The Dark Heart of Italy by Tobias Jones

The Dark Heart of Italy by Tobias Jones

Author:Tobias Jones [Jones, Tobias]
Language: eng
Format: epub
Tags: Travel, Essays & Travelogues, History, Europe, Italy, Sports & Recreation, Football
ISBN: 9780571246052
Google: ikxT7dH3ngcC
Publisher: Faber & Faber
Published: 2008-09-03T16:00:00+00:00


As rhetoric, that announcement was of unrivalled brilliance. Even in translation, that combination of moderation, modernity, ‘cleanliness’, statal good sense instead of a left wing ‘cartel’, is effective. Berlusconi’s popularity rested, not least, on his Midas touch in business and on his whole-hearted endorsement of Antonio Di Pietro (who he would ask to be his Minister for Justice): ‘His [Di Pietro’s] moralising anxiety belongs to everyone. My newspapers, my television channels, my group, have always been in the front line in supporting the Clean Hands judges’. Another of the Clean Hands magistrates, Tiziana Parenti, would later take her place on the Forza Italia benches in Parliament.

The memory, though, is short. Only a few years after the Clean Hands earthquake, the whole episode is already being assiduously rewritten.

Every few weeks during the summer, my ‘betrothed’ and I make the spectacular journey across the mountains that takes us from the humid basin of Parma towards the warm, windy air of the Tuscan coast. At one point of the Cisa pass, as the road winds through the pine forests, the mountains loom into view. They appear snow-peaked because of the white quarries where huge blocks of marble are dynamited and lined up by the side of the roads. It’s this white marble which, interlaced with black or green, makes Tuscan cathedrals – in Pisa or Siena – look like something squeezed from a toothpaste tube. Once last summer, we decided to stop in a little mountain town, Aulla, and eat a sandwich in the main square. Opposite us were two rhetorical monuments. One was to the fallen from the war, and described in one, long-winded sentence, the ‘ardent hearth of vivid fire which at the beginning of Nazi-Fascist oppression released a spark which inflamed the children of the Resistance, who won fame with the legendary sacrifice of their women and their bloodied men who on an impassable path underwent atrocious slaughters, devastations and reprisals…’

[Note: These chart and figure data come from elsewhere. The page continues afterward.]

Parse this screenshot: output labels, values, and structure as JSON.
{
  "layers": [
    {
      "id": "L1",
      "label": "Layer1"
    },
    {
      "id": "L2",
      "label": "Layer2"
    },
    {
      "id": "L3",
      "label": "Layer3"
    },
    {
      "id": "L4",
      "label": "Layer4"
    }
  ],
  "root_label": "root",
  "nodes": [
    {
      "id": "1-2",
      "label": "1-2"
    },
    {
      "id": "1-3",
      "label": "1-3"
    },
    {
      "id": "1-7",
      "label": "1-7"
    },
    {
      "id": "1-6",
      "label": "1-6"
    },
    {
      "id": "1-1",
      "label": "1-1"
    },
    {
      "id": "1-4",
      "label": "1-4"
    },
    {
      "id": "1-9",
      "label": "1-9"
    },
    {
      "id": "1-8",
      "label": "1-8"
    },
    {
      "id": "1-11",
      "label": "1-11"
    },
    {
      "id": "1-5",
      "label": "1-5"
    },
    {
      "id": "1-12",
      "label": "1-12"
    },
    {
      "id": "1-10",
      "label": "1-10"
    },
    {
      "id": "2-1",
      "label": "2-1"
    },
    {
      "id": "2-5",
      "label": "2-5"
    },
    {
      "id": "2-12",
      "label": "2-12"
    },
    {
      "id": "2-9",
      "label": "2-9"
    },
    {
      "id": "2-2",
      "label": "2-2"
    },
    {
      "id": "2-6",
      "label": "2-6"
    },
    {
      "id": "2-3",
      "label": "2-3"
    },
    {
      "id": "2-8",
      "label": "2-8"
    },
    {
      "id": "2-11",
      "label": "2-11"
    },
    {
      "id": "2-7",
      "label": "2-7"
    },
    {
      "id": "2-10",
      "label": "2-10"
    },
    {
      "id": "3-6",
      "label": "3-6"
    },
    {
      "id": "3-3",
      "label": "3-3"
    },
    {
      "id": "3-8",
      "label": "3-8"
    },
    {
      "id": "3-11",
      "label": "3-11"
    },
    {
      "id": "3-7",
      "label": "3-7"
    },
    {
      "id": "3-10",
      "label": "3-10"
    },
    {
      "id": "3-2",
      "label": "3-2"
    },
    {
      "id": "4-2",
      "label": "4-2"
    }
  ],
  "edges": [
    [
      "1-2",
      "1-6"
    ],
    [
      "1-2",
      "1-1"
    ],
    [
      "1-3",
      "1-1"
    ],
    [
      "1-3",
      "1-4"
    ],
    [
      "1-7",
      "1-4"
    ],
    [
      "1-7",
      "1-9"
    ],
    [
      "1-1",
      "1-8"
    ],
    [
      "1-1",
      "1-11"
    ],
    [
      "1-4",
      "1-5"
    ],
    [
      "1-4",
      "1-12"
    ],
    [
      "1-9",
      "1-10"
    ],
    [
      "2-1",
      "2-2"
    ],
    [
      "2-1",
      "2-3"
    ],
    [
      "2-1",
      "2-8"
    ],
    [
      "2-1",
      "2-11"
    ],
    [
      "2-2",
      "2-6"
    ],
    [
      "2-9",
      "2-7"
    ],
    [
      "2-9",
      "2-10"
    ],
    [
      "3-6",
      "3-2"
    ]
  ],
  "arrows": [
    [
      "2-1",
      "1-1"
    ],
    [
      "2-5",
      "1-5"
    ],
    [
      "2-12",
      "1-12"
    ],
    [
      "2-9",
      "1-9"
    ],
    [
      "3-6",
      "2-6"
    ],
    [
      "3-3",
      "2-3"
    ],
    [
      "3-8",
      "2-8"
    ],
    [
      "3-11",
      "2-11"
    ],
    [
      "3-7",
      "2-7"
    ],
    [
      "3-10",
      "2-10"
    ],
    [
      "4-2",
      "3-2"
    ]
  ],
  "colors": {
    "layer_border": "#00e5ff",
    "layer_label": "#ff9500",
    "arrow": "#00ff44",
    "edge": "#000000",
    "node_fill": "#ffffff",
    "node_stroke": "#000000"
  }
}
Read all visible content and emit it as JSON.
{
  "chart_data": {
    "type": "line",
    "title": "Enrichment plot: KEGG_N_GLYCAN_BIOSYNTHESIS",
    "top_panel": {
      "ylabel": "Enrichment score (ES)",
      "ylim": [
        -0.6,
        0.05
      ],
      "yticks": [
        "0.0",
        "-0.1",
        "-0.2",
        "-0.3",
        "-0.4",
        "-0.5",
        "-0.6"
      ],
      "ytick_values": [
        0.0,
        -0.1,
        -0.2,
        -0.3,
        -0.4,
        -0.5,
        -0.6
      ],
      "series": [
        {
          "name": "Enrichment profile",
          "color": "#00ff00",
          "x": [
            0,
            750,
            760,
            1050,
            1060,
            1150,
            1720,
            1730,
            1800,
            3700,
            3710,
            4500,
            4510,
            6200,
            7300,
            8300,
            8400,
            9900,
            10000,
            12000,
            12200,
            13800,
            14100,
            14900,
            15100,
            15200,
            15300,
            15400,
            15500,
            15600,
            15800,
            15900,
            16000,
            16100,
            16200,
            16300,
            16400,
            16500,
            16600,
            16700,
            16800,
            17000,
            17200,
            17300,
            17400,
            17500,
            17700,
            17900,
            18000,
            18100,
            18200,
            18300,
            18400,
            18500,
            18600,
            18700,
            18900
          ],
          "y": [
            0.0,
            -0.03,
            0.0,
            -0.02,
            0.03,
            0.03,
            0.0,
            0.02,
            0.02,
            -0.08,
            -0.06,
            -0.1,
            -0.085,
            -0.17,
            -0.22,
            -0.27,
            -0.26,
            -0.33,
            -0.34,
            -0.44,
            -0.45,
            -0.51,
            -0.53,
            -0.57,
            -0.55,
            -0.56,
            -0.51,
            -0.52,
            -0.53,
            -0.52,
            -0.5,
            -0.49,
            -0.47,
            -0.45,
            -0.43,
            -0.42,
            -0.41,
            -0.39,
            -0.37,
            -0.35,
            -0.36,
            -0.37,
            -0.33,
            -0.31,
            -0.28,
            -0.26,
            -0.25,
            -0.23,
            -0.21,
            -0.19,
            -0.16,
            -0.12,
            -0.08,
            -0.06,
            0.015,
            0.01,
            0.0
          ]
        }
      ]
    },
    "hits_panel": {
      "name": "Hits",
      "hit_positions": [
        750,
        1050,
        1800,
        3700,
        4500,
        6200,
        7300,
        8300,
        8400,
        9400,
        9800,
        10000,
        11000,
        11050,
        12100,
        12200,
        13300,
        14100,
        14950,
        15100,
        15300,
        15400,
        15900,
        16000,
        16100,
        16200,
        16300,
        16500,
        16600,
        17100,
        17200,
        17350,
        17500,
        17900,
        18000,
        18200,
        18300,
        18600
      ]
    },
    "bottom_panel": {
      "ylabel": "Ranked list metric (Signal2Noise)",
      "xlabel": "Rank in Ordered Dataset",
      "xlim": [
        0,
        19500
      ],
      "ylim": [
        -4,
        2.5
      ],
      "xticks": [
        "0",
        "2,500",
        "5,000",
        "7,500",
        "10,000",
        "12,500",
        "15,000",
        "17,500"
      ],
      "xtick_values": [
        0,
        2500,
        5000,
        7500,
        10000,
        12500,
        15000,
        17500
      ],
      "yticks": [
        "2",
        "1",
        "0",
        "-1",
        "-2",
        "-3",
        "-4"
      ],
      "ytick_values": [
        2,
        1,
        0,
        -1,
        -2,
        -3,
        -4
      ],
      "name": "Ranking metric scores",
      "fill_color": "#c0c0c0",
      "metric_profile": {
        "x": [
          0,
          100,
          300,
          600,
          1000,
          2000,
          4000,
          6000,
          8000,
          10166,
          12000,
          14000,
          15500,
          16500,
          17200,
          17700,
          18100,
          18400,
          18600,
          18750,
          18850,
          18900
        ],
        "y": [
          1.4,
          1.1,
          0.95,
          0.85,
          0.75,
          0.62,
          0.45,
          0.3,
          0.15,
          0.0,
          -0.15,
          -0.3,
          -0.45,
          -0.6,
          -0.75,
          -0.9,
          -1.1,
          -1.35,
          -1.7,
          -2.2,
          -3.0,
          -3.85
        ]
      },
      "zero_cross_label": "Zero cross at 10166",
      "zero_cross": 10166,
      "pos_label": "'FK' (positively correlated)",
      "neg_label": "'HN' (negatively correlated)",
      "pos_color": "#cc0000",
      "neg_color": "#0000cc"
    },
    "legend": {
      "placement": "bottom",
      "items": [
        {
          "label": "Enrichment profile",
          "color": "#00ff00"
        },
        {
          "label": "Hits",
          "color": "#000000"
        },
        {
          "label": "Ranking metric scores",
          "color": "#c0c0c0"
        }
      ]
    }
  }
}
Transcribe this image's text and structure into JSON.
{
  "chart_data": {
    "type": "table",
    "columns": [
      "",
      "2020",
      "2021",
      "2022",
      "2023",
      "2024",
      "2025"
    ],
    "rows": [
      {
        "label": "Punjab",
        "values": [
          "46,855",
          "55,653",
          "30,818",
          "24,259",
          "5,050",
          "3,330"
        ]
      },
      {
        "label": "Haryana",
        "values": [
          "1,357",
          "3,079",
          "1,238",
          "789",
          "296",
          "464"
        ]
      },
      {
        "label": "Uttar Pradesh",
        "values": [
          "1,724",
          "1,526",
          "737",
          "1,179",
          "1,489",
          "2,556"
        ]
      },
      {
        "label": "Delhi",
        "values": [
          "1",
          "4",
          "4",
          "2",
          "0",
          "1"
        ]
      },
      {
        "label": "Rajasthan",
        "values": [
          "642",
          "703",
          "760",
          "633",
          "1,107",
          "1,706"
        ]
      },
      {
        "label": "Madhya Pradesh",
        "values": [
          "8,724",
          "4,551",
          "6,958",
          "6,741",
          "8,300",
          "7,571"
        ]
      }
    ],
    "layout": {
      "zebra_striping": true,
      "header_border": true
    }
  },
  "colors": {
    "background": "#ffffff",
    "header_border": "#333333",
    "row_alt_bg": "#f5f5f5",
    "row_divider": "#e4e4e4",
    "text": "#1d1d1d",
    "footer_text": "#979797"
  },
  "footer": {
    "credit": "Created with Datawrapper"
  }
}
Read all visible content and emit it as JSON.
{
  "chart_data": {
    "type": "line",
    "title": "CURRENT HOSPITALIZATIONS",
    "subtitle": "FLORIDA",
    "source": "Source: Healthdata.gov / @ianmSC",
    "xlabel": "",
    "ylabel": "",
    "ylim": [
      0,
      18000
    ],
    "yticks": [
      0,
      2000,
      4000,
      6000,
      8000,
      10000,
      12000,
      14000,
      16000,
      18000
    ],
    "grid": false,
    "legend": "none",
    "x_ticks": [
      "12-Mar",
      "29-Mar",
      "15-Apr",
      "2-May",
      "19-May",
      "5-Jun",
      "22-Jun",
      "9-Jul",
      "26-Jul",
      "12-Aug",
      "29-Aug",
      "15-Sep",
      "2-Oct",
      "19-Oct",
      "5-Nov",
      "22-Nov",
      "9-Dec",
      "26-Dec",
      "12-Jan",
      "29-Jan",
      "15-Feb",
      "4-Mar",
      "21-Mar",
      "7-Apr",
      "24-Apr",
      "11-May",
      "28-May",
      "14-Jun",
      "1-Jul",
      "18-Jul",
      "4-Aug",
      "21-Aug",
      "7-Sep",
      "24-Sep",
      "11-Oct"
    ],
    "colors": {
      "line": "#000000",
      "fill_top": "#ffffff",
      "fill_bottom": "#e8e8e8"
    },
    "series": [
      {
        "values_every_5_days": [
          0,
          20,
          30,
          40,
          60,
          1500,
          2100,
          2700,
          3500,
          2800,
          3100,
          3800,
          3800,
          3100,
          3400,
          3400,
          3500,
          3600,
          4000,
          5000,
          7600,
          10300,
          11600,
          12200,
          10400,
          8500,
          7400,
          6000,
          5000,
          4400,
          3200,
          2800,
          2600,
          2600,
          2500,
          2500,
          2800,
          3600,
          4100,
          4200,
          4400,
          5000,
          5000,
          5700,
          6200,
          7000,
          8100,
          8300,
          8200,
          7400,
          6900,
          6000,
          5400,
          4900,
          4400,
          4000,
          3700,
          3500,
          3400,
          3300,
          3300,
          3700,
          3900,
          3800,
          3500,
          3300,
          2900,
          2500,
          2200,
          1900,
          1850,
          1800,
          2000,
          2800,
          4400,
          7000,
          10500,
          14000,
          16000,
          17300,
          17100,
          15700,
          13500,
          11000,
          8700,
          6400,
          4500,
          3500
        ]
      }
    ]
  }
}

Next to it was a small needle of white marble dedicated to the victims of the Clean Hands revolutionaries. ‘Intolerance, like bombs, kills precious liberty’, it says. ‘When the word is feeble’, read the words of one parliamentarian who committed suicide, ‘there’s nothing left but the gesture.’ ‘Let us remember in the dark of every injustice the victims and their executioners’, are the words of the Aulla mayor engraved into the marble. There are billboards announcing that the town is a ‘Di Pietro-free zone’ and there’s a cunning quotation in Latin: Summum ius, Summa iniuria (‘the greater the law, the greater the injustice’, which implies, I suppose, that the rule of law is not a particularly good thing). As ever, the roles of criminal and victim are so blurred and confused that no one can ever be sure whether Italy’s ‘Jacobin justice’ is worse than the ‘criminals’ it prosecutes.

Having been (in his own words) in the ‘front line’ of support for Clean Hands in 1994, Berlusconi has also completely changed tack. Although he won that election in 1994, his government was dogged by accusations of corruption against his entourage.